For SVA-MLV control pseudovirus, VRC01 and the plasma of the patient (XC2014EU01) showed negative neutralizing results (<20). These results verified patient free of antiretrovirus drug therapy. For the other 14 pseudoviruses detected, VRC01 showed broad neutralizing activity, which neutralized 13 to 14 of the 14 pseudoviruses (neutralizing breadth >90%), consistent with other report. ¹³ The plasma of XC2014EU01 showed media neutralizing activity, which neutralized 10 to 12 of the 14 pseudoviruses (neutralizing breadth 70%–90%). The neutralizing potency of the plasma (XC2014EU01) was 69.78 lower than 195.59 of VRC01, without producing the broad-neutralizing antibodies.

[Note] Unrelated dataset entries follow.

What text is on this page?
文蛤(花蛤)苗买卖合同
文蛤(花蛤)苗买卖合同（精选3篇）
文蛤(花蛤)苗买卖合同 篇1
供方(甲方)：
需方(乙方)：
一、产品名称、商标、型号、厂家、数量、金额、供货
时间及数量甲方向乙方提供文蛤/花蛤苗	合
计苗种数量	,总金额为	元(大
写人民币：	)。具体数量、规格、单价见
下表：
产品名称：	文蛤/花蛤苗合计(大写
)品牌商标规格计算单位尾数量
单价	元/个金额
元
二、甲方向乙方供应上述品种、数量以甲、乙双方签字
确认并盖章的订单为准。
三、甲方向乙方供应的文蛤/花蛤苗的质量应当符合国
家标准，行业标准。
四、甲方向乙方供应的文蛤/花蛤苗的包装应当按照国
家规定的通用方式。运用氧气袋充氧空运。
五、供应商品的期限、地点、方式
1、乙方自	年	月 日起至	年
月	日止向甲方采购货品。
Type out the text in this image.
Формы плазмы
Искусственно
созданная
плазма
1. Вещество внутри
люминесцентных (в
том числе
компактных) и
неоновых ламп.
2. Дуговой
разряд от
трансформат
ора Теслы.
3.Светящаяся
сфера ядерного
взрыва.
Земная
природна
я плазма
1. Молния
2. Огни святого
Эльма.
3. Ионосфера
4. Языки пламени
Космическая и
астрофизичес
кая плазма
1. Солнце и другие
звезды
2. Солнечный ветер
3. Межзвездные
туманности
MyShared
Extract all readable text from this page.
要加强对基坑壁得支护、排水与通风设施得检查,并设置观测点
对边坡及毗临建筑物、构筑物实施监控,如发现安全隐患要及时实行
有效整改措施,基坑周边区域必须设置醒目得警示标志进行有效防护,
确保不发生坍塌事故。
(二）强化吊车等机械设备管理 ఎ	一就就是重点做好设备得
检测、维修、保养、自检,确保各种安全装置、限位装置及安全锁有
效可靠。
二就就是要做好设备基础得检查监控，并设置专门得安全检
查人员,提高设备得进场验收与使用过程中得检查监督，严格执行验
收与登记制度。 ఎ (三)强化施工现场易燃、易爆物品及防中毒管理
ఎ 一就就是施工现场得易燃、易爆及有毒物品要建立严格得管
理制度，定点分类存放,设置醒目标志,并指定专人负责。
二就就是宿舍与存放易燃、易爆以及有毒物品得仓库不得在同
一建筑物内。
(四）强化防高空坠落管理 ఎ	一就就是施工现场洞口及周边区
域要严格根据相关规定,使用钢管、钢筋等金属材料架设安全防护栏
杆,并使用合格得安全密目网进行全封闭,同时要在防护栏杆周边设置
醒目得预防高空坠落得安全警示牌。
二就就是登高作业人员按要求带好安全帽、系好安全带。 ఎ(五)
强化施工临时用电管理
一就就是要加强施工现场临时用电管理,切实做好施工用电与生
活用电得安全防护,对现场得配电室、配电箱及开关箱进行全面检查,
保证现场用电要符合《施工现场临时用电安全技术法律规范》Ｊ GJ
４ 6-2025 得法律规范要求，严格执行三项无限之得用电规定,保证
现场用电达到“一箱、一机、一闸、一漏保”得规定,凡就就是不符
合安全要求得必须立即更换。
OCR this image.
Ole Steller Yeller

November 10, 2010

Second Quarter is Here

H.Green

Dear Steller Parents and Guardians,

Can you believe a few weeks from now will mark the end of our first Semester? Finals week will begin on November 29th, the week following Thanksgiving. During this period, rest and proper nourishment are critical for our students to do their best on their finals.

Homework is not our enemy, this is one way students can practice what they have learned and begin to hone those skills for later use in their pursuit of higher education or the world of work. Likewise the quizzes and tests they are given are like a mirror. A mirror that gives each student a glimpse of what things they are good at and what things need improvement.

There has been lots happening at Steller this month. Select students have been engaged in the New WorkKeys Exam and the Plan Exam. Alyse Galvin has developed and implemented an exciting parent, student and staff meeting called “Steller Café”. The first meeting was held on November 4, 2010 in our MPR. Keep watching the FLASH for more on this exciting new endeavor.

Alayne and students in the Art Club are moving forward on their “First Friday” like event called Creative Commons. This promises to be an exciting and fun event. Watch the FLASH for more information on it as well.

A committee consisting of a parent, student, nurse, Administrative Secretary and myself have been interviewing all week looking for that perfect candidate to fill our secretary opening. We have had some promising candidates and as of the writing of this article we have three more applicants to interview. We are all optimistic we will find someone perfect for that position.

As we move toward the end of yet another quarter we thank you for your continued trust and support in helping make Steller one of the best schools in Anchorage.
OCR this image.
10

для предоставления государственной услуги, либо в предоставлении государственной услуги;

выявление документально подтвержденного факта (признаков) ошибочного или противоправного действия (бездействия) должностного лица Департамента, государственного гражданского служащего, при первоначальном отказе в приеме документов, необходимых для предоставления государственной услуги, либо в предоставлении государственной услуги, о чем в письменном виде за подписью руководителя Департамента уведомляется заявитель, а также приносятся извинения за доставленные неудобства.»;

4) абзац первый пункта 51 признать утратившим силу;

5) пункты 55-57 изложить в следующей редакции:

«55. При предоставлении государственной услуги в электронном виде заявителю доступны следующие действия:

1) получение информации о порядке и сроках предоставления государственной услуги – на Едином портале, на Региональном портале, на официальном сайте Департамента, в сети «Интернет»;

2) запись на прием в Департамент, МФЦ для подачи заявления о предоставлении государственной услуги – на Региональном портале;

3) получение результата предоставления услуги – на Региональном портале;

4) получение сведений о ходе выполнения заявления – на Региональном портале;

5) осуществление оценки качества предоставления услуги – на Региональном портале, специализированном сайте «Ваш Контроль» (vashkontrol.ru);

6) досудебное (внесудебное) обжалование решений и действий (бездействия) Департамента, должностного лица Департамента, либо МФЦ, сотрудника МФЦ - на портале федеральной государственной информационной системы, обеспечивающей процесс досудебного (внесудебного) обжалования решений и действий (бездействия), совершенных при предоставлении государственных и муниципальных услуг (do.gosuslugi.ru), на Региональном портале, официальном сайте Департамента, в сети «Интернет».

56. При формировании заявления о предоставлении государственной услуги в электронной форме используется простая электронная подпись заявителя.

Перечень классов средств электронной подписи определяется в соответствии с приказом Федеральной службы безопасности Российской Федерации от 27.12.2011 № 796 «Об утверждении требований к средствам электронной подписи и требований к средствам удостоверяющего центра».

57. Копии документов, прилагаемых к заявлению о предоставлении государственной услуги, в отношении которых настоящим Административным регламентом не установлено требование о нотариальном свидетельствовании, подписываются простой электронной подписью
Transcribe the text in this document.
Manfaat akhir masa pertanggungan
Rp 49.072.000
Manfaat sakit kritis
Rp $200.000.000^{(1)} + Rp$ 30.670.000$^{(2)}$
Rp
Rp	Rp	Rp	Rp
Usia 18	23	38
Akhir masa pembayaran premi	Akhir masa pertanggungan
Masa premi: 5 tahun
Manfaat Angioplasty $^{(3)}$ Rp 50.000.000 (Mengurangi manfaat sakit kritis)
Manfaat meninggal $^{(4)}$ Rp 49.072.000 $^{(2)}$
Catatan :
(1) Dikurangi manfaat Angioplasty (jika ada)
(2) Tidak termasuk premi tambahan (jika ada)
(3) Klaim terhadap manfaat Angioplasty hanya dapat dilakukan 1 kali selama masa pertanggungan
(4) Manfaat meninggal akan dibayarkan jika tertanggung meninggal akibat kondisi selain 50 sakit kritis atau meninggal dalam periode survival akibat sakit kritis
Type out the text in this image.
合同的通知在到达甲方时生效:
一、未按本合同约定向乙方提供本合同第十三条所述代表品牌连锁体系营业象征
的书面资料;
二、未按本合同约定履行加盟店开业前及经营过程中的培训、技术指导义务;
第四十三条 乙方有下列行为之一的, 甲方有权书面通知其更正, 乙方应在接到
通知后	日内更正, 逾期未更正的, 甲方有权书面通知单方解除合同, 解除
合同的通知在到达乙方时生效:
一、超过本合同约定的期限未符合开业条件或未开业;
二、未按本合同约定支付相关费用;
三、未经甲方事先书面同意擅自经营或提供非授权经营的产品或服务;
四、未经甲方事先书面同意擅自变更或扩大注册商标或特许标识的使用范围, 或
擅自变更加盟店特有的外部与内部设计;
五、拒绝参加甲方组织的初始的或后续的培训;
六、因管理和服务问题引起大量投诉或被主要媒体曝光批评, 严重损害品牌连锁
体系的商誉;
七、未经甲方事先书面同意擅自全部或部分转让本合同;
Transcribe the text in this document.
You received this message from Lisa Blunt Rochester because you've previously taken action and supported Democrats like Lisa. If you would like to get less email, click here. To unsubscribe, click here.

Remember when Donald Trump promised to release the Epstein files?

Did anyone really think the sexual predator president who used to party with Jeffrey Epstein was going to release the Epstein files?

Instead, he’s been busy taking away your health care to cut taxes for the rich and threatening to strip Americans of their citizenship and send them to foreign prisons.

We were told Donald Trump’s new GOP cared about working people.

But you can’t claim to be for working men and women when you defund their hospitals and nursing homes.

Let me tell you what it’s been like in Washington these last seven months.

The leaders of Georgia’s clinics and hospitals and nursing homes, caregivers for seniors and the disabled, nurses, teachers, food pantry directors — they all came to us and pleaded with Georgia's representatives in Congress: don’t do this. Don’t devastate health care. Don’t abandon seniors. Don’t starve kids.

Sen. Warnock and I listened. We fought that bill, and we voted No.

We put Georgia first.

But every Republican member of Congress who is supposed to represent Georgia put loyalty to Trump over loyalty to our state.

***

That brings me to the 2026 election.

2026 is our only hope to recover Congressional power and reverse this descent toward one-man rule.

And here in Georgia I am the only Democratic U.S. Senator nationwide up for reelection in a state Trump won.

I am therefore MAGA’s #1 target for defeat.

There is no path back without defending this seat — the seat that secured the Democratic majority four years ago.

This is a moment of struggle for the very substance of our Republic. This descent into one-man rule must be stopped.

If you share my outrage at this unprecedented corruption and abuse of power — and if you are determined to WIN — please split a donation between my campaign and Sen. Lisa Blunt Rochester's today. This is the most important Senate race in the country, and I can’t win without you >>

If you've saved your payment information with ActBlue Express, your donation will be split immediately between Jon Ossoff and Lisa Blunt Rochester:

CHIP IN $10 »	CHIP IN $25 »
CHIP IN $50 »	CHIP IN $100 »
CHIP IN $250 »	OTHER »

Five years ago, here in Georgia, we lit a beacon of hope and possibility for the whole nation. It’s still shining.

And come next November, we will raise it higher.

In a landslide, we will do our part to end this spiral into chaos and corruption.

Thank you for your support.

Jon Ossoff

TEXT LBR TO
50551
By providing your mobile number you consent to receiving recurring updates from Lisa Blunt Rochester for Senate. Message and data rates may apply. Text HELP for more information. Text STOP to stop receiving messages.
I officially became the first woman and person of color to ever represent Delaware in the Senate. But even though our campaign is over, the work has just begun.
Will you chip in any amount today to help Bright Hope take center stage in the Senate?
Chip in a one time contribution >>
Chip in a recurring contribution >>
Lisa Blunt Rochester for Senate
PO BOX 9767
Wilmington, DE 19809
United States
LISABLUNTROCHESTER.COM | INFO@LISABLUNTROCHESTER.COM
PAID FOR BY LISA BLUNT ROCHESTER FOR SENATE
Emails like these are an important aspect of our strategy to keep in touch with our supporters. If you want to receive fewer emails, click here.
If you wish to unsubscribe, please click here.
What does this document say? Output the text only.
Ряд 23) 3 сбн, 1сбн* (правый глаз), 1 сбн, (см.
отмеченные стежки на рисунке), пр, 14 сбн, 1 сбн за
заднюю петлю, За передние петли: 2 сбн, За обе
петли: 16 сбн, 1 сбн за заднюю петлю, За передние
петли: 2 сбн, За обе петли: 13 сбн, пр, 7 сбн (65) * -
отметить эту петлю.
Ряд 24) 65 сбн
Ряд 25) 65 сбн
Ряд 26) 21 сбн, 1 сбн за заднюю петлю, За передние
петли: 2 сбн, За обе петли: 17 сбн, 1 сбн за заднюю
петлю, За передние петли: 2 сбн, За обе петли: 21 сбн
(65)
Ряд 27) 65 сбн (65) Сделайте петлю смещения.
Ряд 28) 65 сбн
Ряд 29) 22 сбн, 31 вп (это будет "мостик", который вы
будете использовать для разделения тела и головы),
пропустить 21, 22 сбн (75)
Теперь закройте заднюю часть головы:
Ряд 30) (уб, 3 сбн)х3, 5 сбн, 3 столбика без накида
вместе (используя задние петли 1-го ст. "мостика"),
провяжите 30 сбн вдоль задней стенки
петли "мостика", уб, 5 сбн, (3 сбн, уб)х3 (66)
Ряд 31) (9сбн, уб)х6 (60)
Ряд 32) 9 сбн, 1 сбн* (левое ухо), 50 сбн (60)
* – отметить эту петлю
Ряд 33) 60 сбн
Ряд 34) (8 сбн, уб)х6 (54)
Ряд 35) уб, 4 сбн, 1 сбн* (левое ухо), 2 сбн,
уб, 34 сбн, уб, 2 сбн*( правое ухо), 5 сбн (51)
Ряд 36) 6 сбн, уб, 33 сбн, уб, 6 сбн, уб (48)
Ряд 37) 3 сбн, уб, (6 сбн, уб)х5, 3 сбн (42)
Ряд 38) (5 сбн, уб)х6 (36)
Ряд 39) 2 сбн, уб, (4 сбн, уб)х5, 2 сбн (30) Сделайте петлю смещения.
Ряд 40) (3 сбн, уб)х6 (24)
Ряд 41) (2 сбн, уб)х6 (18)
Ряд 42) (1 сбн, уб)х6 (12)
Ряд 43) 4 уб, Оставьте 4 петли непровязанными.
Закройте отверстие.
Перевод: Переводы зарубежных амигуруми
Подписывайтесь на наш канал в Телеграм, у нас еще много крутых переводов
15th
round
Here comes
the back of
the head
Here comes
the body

The emergence of the novel CRF01_AE/B′/C recombinant suggested the continued generation of new recombinant strains in high-risk populations in Sichuan. XC2014EU01 was still identified as CCR5-tropic, and the plasma of XC2014EU01 infected person did not have the broad neutralizing activity. The emergence of XC2014EU01 may indicate the increasing complexity of the HIV-1 epidemic among high-risk populations in Sichuan. And whether the recombination may confer selective advantages forming circulating clusters over parental viruses remains to be investigated.

Sequence Data

The NFLG sequence of XC2014EU01 has been submitted to GenBank with the accession number KX353919.